Libbey Glass, a wholly-owned subsidiary of Libbey Inc., has started an exchange for its outstanding Senior Secured Notes. The exchange offer will expire at 5:00 p.m., New York City time, on 7 December 2012, unless extended or terminated.
Libbey Inc.’s wholly-owned subsidiary, Libbey Glass Inc., has commenced an exchange offer for any and all of its outstanding USD 450,000,000 aggregate principal amount of 6.875% Senior Secured Notes due 2020. The Outstanding Notes were issued on 15 May 2012, in a private placement pursuant to Rule 144A and Regulation S under the Securities Act of 1933, as amended. Holders of Outstanding Notes may exchange them for an equal principal amount of a new issue of 6.875% Senior Secured Notes due 2020, which have been registered under the Securities Act pursuant to an effective registration statement on Form S-4 filed with the Securities and Exchange Commission.
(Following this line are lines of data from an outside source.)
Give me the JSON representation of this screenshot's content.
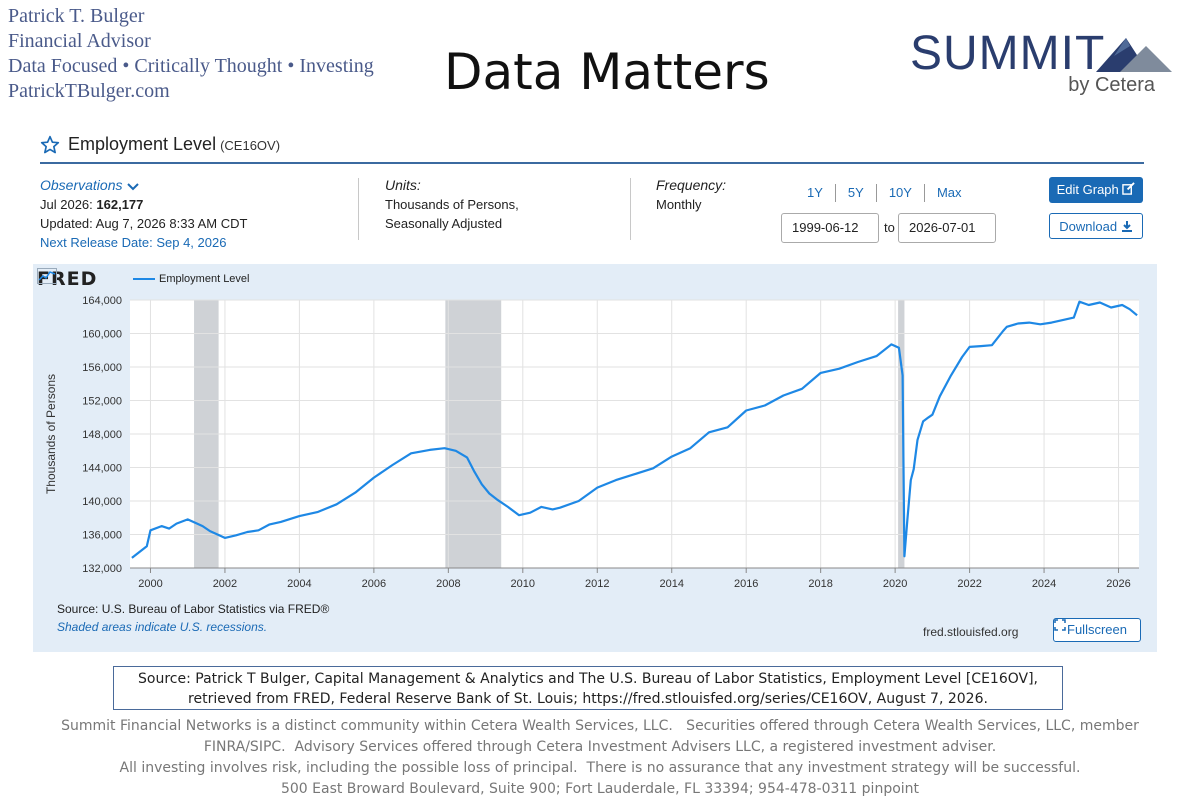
{
  "advisor": {
    "name": "Patrick T. Bulger",
    "role": "Financial Advisor",
    "tagline": "Data Focused • Critically Thought • Investing",
    "website": "PatrickTBulger.com"
  },
  "headline": "Data Matters",
  "logo": {
    "word": "SUMMIT",
    "sub": "by Cetera",
    "mark": "mountain-logo"
  },
  "series": {
    "title": "Employment Level",
    "code": "(CE16OV)",
    "observations_label": "Observations",
    "latest_label": "Jul 2026:",
    "latest_value": "162,177",
    "updated": "Updated: Aug 7, 2026 8:33 AM CDT",
    "next_release": "Next Release Date: Sep 4, 2026",
    "units_label": "Units:",
    "units_line1": "Thousands of Persons,",
    "units_line2": "Seasonally Adjusted",
    "frequency_label": "Frequency:",
    "frequency": "Monthly"
  },
  "controls": {
    "ranges": [
      "1Y",
      "5Y",
      "10Y",
      "Max"
    ],
    "start_date": "1999-06-12",
    "to_label": "to",
    "end_date": "2026-07-01",
    "edit_label": "Edit Graph",
    "download_label": "Download",
    "fullscreen_label": "Fullscreen"
  },
  "fred": {
    "logo": "FRED",
    "source": "Source: U.S. Bureau of Labor Statistics via FRED®",
    "shade_note": "Shaded areas indicate U.S. recessions.",
    "url": "fred.stlouisfed.org"
  },
  "colors": {
    "series": "#1e88e5",
    "panel": "#e3edf7",
    "recession": "#cfd2d6",
    "link": "#1a6ab5",
    "logo": "#2a3d6e"
  },
  "chart_data": {
    "type": "line",
    "ylabel": "Thousands of Persons",
    "xlim": [
      1999.45,
      2026.55
    ],
    "ylim": [
      132000,
      164000
    ],
    "yticks": [
      132000,
      136000,
      140000,
      144000,
      148000,
      152000,
      156000,
      160000,
      164000
    ],
    "ytick_labels": [
      "132,000",
      "136,000",
      "140,000",
      "144,000",
      "148,000",
      "152,000",
      "156,000",
      "160,000",
      "164,000"
    ],
    "xticks": [
      2000,
      2002,
      2004,
      2006,
      2008,
      2010,
      2012,
      2014,
      2016,
      2018,
      2020,
      2022,
      2024,
      2026
    ],
    "xtick_labels": [
      "2000",
      "2002",
      "2004",
      "2006",
      "2008",
      "2010",
      "2012",
      "2014",
      "2016",
      "2018",
      "2020",
      "2022",
      "2024",
      "2026"
    ],
    "recessions": [
      [
        2001.17,
        2001.83
      ],
      [
        2007.92,
        2009.42
      ],
      [
        2020.08,
        2020.25
      ]
    ],
    "series": [
      {
        "name": "Employment Level",
        "x": [
          1999.5,
          1999.9,
          2000.0,
          2000.3,
          2000.5,
          2000.7,
          2001.0,
          2001.2,
          2001.4,
          2001.6,
          2001.8,
          2002.0,
          2002.3,
          2002.6,
          2002.9,
          2003.2,
          2003.5,
          2004.0,
          2004.5,
          2005.0,
          2005.5,
          2006.0,
          2006.5,
          2007.0,
          2007.5,
          2007.9,
          2008.2,
          2008.5,
          2008.7,
          2008.9,
          2009.1,
          2009.3,
          2009.6,
          2009.9,
          2010.2,
          2010.5,
          2010.8,
          2011.0,
          2011.5,
          2012.0,
          2012.5,
          2013.0,
          2013.5,
          2014.0,
          2014.5,
          2015.0,
          2015.5,
          2016.0,
          2016.5,
          2017.0,
          2017.5,
          2018.0,
          2018.5,
          2019.0,
          2019.5,
          2019.9,
          2020.1,
          2020.2,
          2020.25,
          2020.33,
          2020.42,
          2020.5,
          2020.6,
          2020.75,
          2020.9,
          2021.0,
          2021.2,
          2021.5,
          2021.8,
          2022.0,
          2022.3,
          2022.6,
          2022.9,
          2023.0,
          2023.3,
          2023.6,
          2023.9,
          2024.2,
          2024.5,
          2024.8,
          2024.95,
          2025.2,
          2025.5,
          2025.8,
          2026.1,
          2026.3,
          2026.5
        ],
        "y": [
          133200,
          134600,
          136500,
          137000,
          136700,
          137300,
          137800,
          137400,
          137000,
          136400,
          136000,
          135600,
          135900,
          136300,
          136500,
          137200,
          137500,
          138200,
          138700,
          139600,
          141000,
          142800,
          144300,
          145700,
          146100,
          146300,
          146000,
          145200,
          143500,
          142000,
          140900,
          140200,
          139300,
          138300,
          138600,
          139300,
          139000,
          139200,
          140000,
          141600,
          142500,
          143200,
          143900,
          145300,
          146300,
          148200,
          148800,
          150800,
          151400,
          152600,
          153400,
          155300,
          155800,
          156600,
          157300,
          158700,
          158300,
          155000,
          133400,
          137800,
          142500,
          143800,
          147300,
          149500,
          150000,
          150300,
          152500,
          155000,
          157200,
          158400,
          158500,
          158600,
          160300,
          160800,
          161200,
          161300,
          161100,
          161300,
          161600,
          161900,
          163800,
          163400,
          163700,
          163100,
          163400,
          162900,
          162177
        ]
      }
    ]
  }
}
The exchange offer is being conducted to satisfy the company’s obligations under the terms of a registration rights agreement entered into in connection with the issuance of the Outstanding Notes, and does not represent a new financing transaction.
The exchange offer will expire at 5:00 p.m., New York City time, on 7 December 2012, unless extended or terminated. Tenders of Outstanding Notes must be properly made before the exchange offer expires and may be withdrawn at any time before the exchange offer expires.